A healing hand

irst of all, I would like to give my sincerest condolence to everyone who is grieving the loss of someone dear to them. I hope you find your way through those hard times. Losing someone and the grieving process that follows can be painful, stressful, confusing and alienating no matter where you are, not least at a place like Williams, where your workload can dominate your schedule, mood and stress levels. Through my experience I have come to believe that displays of grief, sorrow and general unhappiness are not accepted at Williams; that mental health is not given the time and attention it deserves by students, despite efforts by the administration; and that this can exacerbate unhappiness.

When my best friend passed away February last year my world was turned upside down. I spent two weeks at home with friends and family sharing the loss. When I returned to Williams I felt utterly lost and stifled. Being surrounded by people whose lives continue normally while you have just experienced a life-altering event like losing a loved one is very alienating. It is next to impossible to simply go through the daily routine like everyone else when you have emotions and questions about life flying through your mind.
When people asked me how I was doing I couldn’t answer honestly (“terrible” followed by a breakdown would have been my truthful response) because I felt it was inappropriate to constantly be crying in the middle of Paresky or Schow. I wondered whether this taboo could have been a construct of my imagination. However, I have since spoken with many people who have expressed the same resentment towards this suppression – of negative emotion in general and, more particularly, displays of negative emotion – that is part of the Williams culture. When asked how I was doing, I had to lie to others and to myself and say “OK,” so as not to disturb the normal social interactions. I felt that when people asked me how I was doing they did so merely as a formality. Again, this may actually have just been my perception, but to those asking, my countenance surely should have given away that I was not “OK.” Nonetheless, that answer was accepted quickly as they moved on to their next commitment.

I can’t blame people for not stopping to talk, for moving on, given the obscene workloads and pressures we are subjected to as Williams students. I felt guilty whenever I did answer truthfully because I was burdening whomever I was talking to (or crying on) with my unhappiness. I even felt guilty when talking with my closest friend on campus because I was using so much of her time. Surely, I thought, she must have had more “important” things to do like work, athletics or partying. The fact that I could not even talk to my close friends without feeling guilt when I was distressed for a prolonged period of time shows just how pervasive the suppression of emotion by academic time constraints and pressures is. The Williams culture is so filled with academics, athletics and partying that students often fail to address their own mental health or assist their friends, even when they are begging for attention. This neglect to address unhappiness can only prolong and deepen it.

Personally, I was very lucky in that Rick Spalding, chaplain of the College, who is on sabbatical this semester, reached out to me. I started attending his weekly grief support group, Life Raft. As an atheist I was initially worried that it would be a group that focused on or drew on religious teachings extensively. In all my meetings with Rick, though, we never once discussed religion. Meetings were normally just he and I talking. When other students came it was very comforting and helpful to be with someone who was experiencing the grieving process as well. There was none of the structured format that I had associated with the phrase “support group.” These meetings provided and continue to provide a comfortable atmosphere in which I am free to express my emotions and release what had been building up through the week.
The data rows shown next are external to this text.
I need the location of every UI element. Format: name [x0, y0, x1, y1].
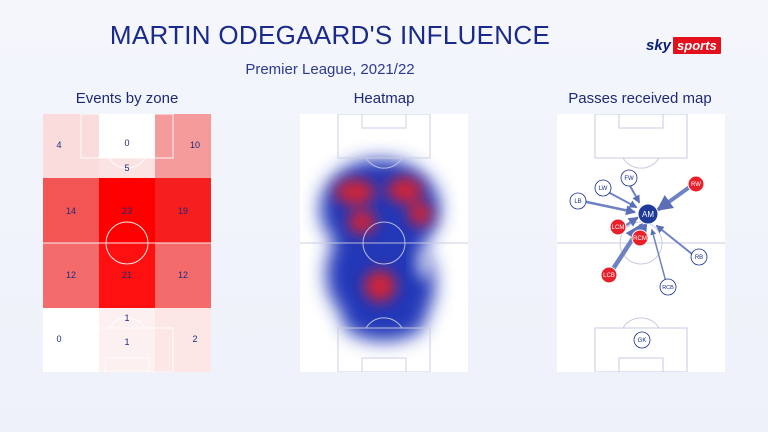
zone-label: 1	[124, 337, 130, 347]
events-zone-grid	[43, 114, 211, 372]
page-subtitle: Premier League, 2021/22	[245, 61, 415, 78]
player-nodes: AM RW LCM RCM LCB FW LW LB	[569, 169, 708, 349]
zone-9	[155, 243, 211, 308]
player-node-gk: GK	[633, 331, 651, 349]
heatmap-panel-title: Heatmap	[353, 90, 415, 107]
zone-label: 0	[124, 138, 130, 148]
player-node-rcb: RCB	[659, 278, 677, 296]
passes-pitch: AM RW LCM RCM LCB FW LW LB	[557, 114, 725, 372]
zone-6	[155, 178, 211, 243]
player-label: GK	[638, 338, 647, 344]
zone-label: 10	[189, 140, 200, 150]
zone-label: 14	[65, 206, 76, 216]
player-node-lcm: LCM	[609, 218, 627, 236]
zone-label: 19	[177, 206, 188, 216]
player-label: RW	[691, 182, 701, 188]
player-label: AM	[642, 210, 654, 219]
player-label: RB	[695, 255, 703, 261]
heatmap-graphic	[300, 114, 468, 372]
zone-7	[43, 243, 99, 308]
zone-label: 21	[121, 270, 132, 280]
zone-label: 5	[124, 163, 130, 173]
player-node-am: AM	[637, 203, 659, 225]
player-node-lw: LW	[594, 179, 612, 197]
zone-4	[43, 178, 99, 243]
zone-label: 23	[121, 206, 132, 216]
zone-label: 12	[177, 270, 188, 280]
player-node-lb: LB	[569, 192, 587, 210]
zone-1	[99, 114, 155, 158]
zone-label: 12	[65, 270, 76, 280]
player-label: LCB	[603, 273, 615, 279]
player-node-lcb: LCB	[600, 266, 618, 284]
zone-label: 0	[56, 334, 62, 344]
player-node-rb: RB	[690, 248, 708, 266]
page-title: MARTIN ODEGAARD'S INFLUENCE	[109, 20, 551, 50]
logo-sky: sky	[646, 36, 672, 54]
passes-panel-title: Passes received map	[568, 90, 712, 107]
player-label: LW	[599, 186, 608, 192]
zone-8	[99, 243, 155, 308]
zone-12	[99, 328, 155, 372]
zone-13	[155, 308, 211, 372]
player-label: FW	[624, 176, 634, 182]
player-label: RCB	[662, 285, 674, 291]
player-node-fw: FW	[620, 169, 638, 187]
player-label: LCM	[612, 225, 625, 231]
player-label: LB	[574, 199, 581, 205]
zone-label: 2	[192, 334, 198, 344]
zone-5	[99, 178, 155, 243]
player-label: RCM	[633, 236, 647, 242]
heatmap-pitch	[300, 114, 468, 372]
player-node-rcm: RCM	[631, 229, 649, 247]
zone-0	[43, 114, 99, 178]
events-panel-title: Events by zone	[75, 90, 179, 107]
zone-label: 4	[56, 140, 62, 150]
events-pitch: 4 0 10 5 14 23 19 12 21 12 1 0 1 2	[43, 114, 211, 372]
logo-sports: sports	[673, 36, 721, 54]
zone-11	[43, 308, 99, 372]
zone-2	[155, 114, 211, 178]
sky-sports-logo: sky sports	[646, 36, 721, 54]
player-node-rw: RW	[687, 175, 705, 193]
zone-label: 1	[124, 313, 130, 323]
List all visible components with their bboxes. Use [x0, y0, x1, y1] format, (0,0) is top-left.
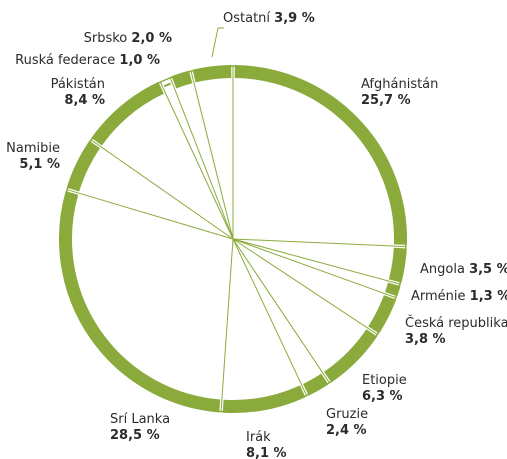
pie-slice-arc: [388, 247, 407, 283]
slice-value-label: 2,0 %: [131, 31, 172, 46]
slice-value-label: 8,1 %: [246, 446, 287, 459]
slice-value-label: 3,5 %: [469, 262, 507, 277]
slice-label: Ruská federace 1,0 %: [15, 53, 160, 68]
pie-slice-arc: [368, 294, 397, 334]
pie-slice-arc: [91, 81, 164, 146]
slice-label: Namibie: [6, 141, 60, 156]
pie-slice-arc: [59, 191, 221, 413]
ostatni-leader-line: [211, 27, 224, 58]
slice-value-label: 28,5 %: [110, 428, 160, 443]
pie-slice-arc: [302, 373, 329, 396]
pie-slice-divider: [232, 238, 401, 285]
slice-value-label: 3,9 %: [274, 11, 315, 26]
pie-slice-divider: [169, 77, 234, 240]
pie-slice-arc: [192, 65, 232, 83]
pie-slice-arc: [171, 70, 193, 89]
slice-label: Srí Lanka: [110, 412, 170, 427]
pie-slice-divider: [232, 238, 396, 299]
slice-label: Angola 3,5 %: [420, 262, 507, 277]
slice-value-label: 1,0 %: [119, 53, 160, 68]
slice-value-label: 1,3 %: [470, 289, 507, 304]
pie-slice-arc: [323, 329, 378, 383]
slice-label: Česká republika: [405, 315, 507, 331]
slice-label: Irák: [246, 430, 271, 445]
pie-slice-arc: [222, 385, 306, 413]
slice-label: Etiopie: [362, 373, 407, 388]
slice-label: Gruzie: [326, 407, 368, 422]
pie-slice-arc: [163, 82, 172, 88]
slice-label: Arménie 1,3 %: [411, 289, 507, 304]
pie-slice-divider: [232, 238, 406, 248]
slice-label: Afghánistán: [361, 77, 438, 92]
pie-slice-divider: [220, 238, 234, 412]
pie-slice-divider: [67, 189, 234, 240]
slice-label: Pákistán: [51, 77, 105, 92]
pie-slice-divider: [232, 238, 308, 396]
pie-slice-arc: [66, 140, 101, 192]
pie-slice-arc: [385, 282, 401, 297]
pie-slice-divider: [159, 81, 234, 240]
slice-value-label: 8,4 %: [64, 93, 105, 108]
slice-value-label: 3,8 %: [405, 332, 446, 347]
slice-value-label: 5,1 %: [19, 157, 60, 172]
slice-value-label: 2,4 %: [326, 423, 367, 438]
pie-slice-arc: [234, 65, 407, 245]
pie-slice-divider: [190, 71, 234, 240]
slice-value-label: 25,7 %: [361, 93, 411, 108]
pie-slice-divider: [90, 139, 234, 240]
slice-value-label: 6,3 %: [362, 389, 403, 404]
pie-slice-divider: [232, 238, 378, 335]
slice-label: Srbsko 2,0 %: [84, 31, 172, 46]
slice-label: Ostatní 3,9 %: [223, 11, 315, 26]
pie-slice-divider: [232, 238, 330, 383]
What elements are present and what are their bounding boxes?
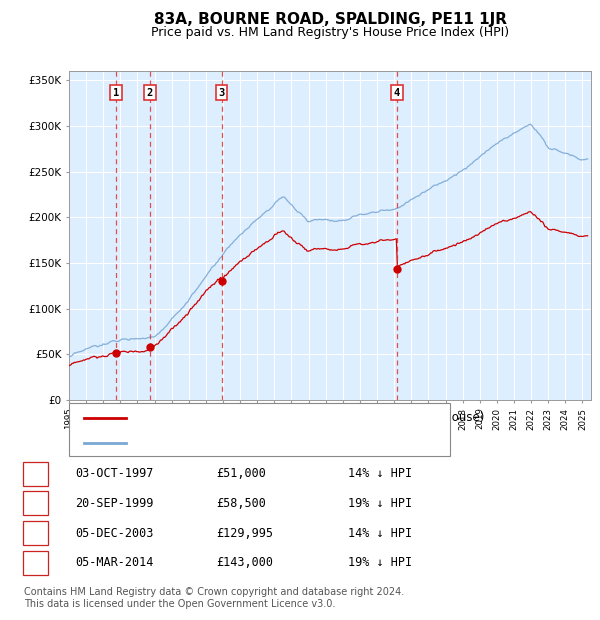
Text: 05-MAR-2014: 05-MAR-2014 (75, 557, 154, 569)
Text: 4: 4 (32, 557, 39, 569)
Text: 3: 3 (32, 527, 39, 539)
Text: £143,000: £143,000 (216, 557, 273, 569)
Text: 14% ↓ HPI: 14% ↓ HPI (348, 467, 412, 480)
Text: 14% ↓ HPI: 14% ↓ HPI (348, 527, 412, 539)
Bar (150, 71, 221, 400)
Text: 83A, BOURNE ROAD, SPALDING, PE11 1JR: 83A, BOURNE ROAD, SPALDING, PE11 1JR (154, 12, 506, 27)
Text: 2: 2 (32, 497, 39, 510)
Bar (397, 71, 591, 400)
Text: 19% ↓ HPI: 19% ↓ HPI (348, 557, 412, 569)
Text: 2: 2 (146, 87, 153, 98)
Text: 03-OCT-1997: 03-OCT-1997 (75, 467, 154, 480)
Text: 20-SEP-1999: 20-SEP-1999 (75, 497, 154, 510)
Text: HPI: Average price, detached house, South Holland: HPI: Average price, detached house, Sout… (133, 436, 434, 449)
Bar (221, 71, 397, 400)
Text: £51,000: £51,000 (216, 467, 266, 480)
Text: Price paid vs. HM Land Registry's House Price Index (HPI): Price paid vs. HM Land Registry's House … (151, 26, 509, 39)
Text: 1: 1 (32, 467, 39, 480)
Text: 1: 1 (113, 87, 119, 98)
Text: Contains HM Land Registry data © Crown copyright and database right 2024.
This d: Contains HM Land Registry data © Crown c… (24, 587, 404, 609)
Text: 83A, BOURNE ROAD, SPALDING, PE11 1JR (detached house): 83A, BOURNE ROAD, SPALDING, PE11 1JR (de… (133, 411, 485, 424)
Text: 19% ↓ HPI: 19% ↓ HPI (348, 497, 412, 510)
Text: 05-DEC-2003: 05-DEC-2003 (75, 527, 154, 539)
Text: £129,995: £129,995 (216, 527, 273, 539)
Text: 3: 3 (218, 87, 225, 98)
Bar (116, 71, 150, 400)
Bar (69, 71, 116, 400)
Text: 4: 4 (394, 87, 400, 98)
Text: £58,500: £58,500 (216, 497, 266, 510)
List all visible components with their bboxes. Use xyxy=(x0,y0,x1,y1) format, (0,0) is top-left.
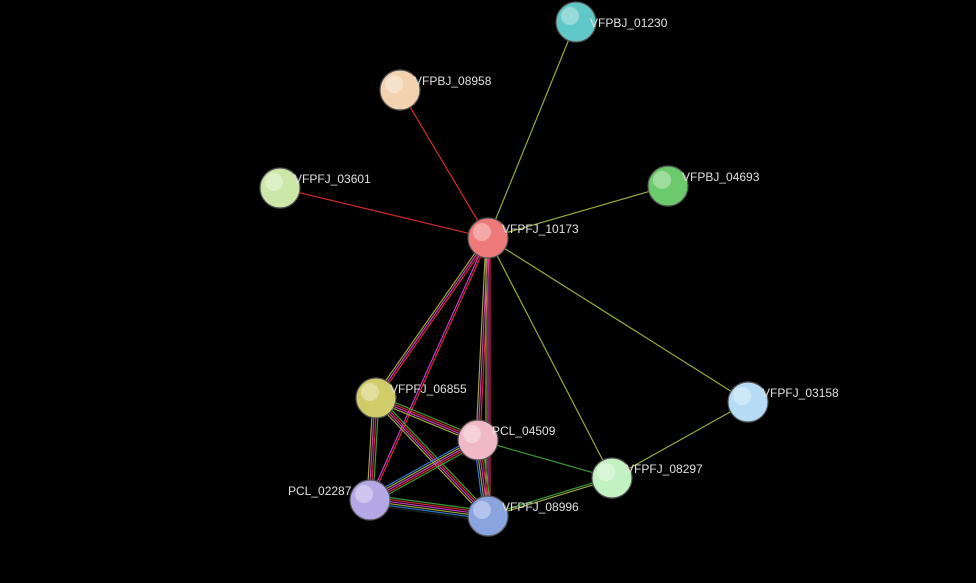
edge xyxy=(410,107,478,221)
edge xyxy=(392,410,476,499)
graph-node[interactable] xyxy=(380,70,420,110)
graph-node[interactable] xyxy=(468,218,508,258)
graph-svg xyxy=(0,0,976,583)
edge xyxy=(389,256,478,383)
edge xyxy=(386,446,459,487)
edges-layer xyxy=(299,41,731,519)
graph-node[interactable] xyxy=(260,168,300,208)
edge xyxy=(388,415,472,504)
edge xyxy=(396,403,461,430)
node-highlight xyxy=(653,171,671,189)
node-highlight xyxy=(355,485,373,503)
node-highlight xyxy=(463,425,481,443)
node-highlight xyxy=(733,387,751,405)
edge xyxy=(387,448,460,489)
graph-node[interactable] xyxy=(592,458,632,498)
nodes-layer xyxy=(260,2,768,536)
edge xyxy=(507,485,593,511)
graph-node[interactable] xyxy=(648,166,688,206)
node-highlight xyxy=(385,75,403,93)
node-highlight xyxy=(473,223,491,241)
network-graph: VFPBJ_01230VFPBJ_08958VFPFJ_03601VFPBJ_0… xyxy=(0,0,976,583)
edge xyxy=(497,256,603,460)
node-highlight xyxy=(597,463,615,481)
edge xyxy=(387,254,476,381)
node-highlight xyxy=(265,173,283,191)
edge xyxy=(477,258,485,420)
edge xyxy=(507,483,593,509)
edge xyxy=(389,413,473,502)
edge xyxy=(505,249,731,392)
graph-node[interactable] xyxy=(728,382,768,422)
graph-node[interactable] xyxy=(350,480,390,520)
node-highlight xyxy=(473,501,491,519)
graph-node[interactable] xyxy=(458,420,498,460)
node-highlight xyxy=(361,383,379,401)
edge xyxy=(507,192,649,233)
node-highlight xyxy=(561,7,579,25)
edge xyxy=(299,193,468,234)
graph-node[interactable] xyxy=(468,496,508,536)
edge xyxy=(496,41,569,220)
graph-node[interactable] xyxy=(556,2,596,42)
edge xyxy=(387,450,460,491)
edge xyxy=(497,445,593,472)
graph-node[interactable] xyxy=(356,378,396,418)
edge xyxy=(386,253,475,380)
edge xyxy=(629,412,730,468)
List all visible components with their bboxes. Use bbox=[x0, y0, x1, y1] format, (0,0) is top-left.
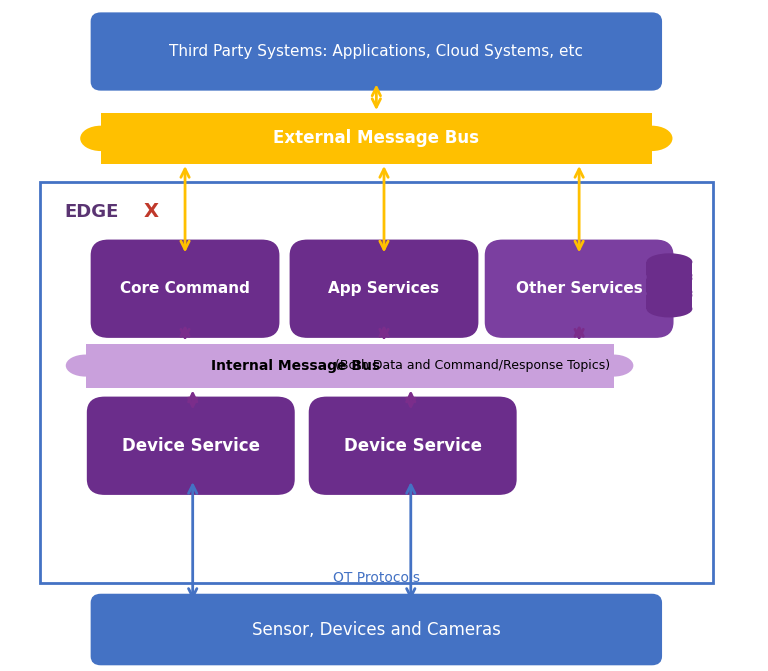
Text: Other Services: Other Services bbox=[516, 281, 643, 296]
Bar bbox=[101, 113, 652, 164]
Ellipse shape bbox=[647, 270, 693, 287]
Bar bbox=[40, 182, 713, 582]
Ellipse shape bbox=[66, 354, 105, 376]
FancyBboxPatch shape bbox=[91, 13, 661, 90]
Text: Sensor, Devices and Cameras: Sensor, Devices and Cameras bbox=[252, 621, 501, 639]
Text: External Message Bus: External Message Bus bbox=[273, 130, 479, 148]
Bar bbox=[647, 262, 693, 275]
Text: Device Service: Device Service bbox=[344, 437, 482, 455]
Text: OT Protocols: OT Protocols bbox=[333, 571, 420, 585]
FancyBboxPatch shape bbox=[88, 398, 293, 494]
Ellipse shape bbox=[647, 283, 693, 301]
FancyBboxPatch shape bbox=[486, 241, 673, 337]
Text: Third Party Systems: Applications, Cloud Systems, etc: Third Party Systems: Applications, Cloud… bbox=[170, 44, 584, 59]
Text: EDGE: EDGE bbox=[65, 203, 118, 221]
FancyBboxPatch shape bbox=[91, 595, 661, 664]
Bar bbox=[647, 278, 693, 292]
Ellipse shape bbox=[80, 125, 121, 151]
Text: Core Command: Core Command bbox=[120, 281, 250, 296]
Bar bbox=[85, 344, 614, 388]
Ellipse shape bbox=[631, 125, 673, 151]
Ellipse shape bbox=[647, 287, 693, 304]
Text: X: X bbox=[144, 203, 159, 221]
Text: App Services: App Services bbox=[329, 281, 439, 296]
Ellipse shape bbox=[647, 266, 693, 284]
FancyBboxPatch shape bbox=[91, 241, 278, 337]
FancyBboxPatch shape bbox=[310, 398, 515, 494]
FancyBboxPatch shape bbox=[290, 241, 478, 337]
Text: Device Service: Device Service bbox=[122, 437, 260, 455]
Text: Internal Message Bus: Internal Message Bus bbox=[211, 358, 381, 372]
Ellipse shape bbox=[594, 354, 634, 376]
Text: (Both Data and Command/Response Topics): (Both Data and Command/Response Topics) bbox=[326, 359, 610, 372]
Ellipse shape bbox=[647, 300, 693, 317]
Ellipse shape bbox=[647, 254, 693, 270]
Bar bbox=[647, 295, 693, 309]
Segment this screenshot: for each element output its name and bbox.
I am holding the meetings while Rick is away, so that this open, caring environment remains on our campus. Meetings are every Tuesday from 9 p.m. to 10 p.m. in the O’Connell room in the lower level of Thompson Chapel. I hope that any student or member of the College community who has lost someone, recently or years ago, will join me in discussing personal experiences and the attitudes towards grief on campus, and in supporting one another through very difficult times. Nobody should have to cope with the loss of a loved one alone.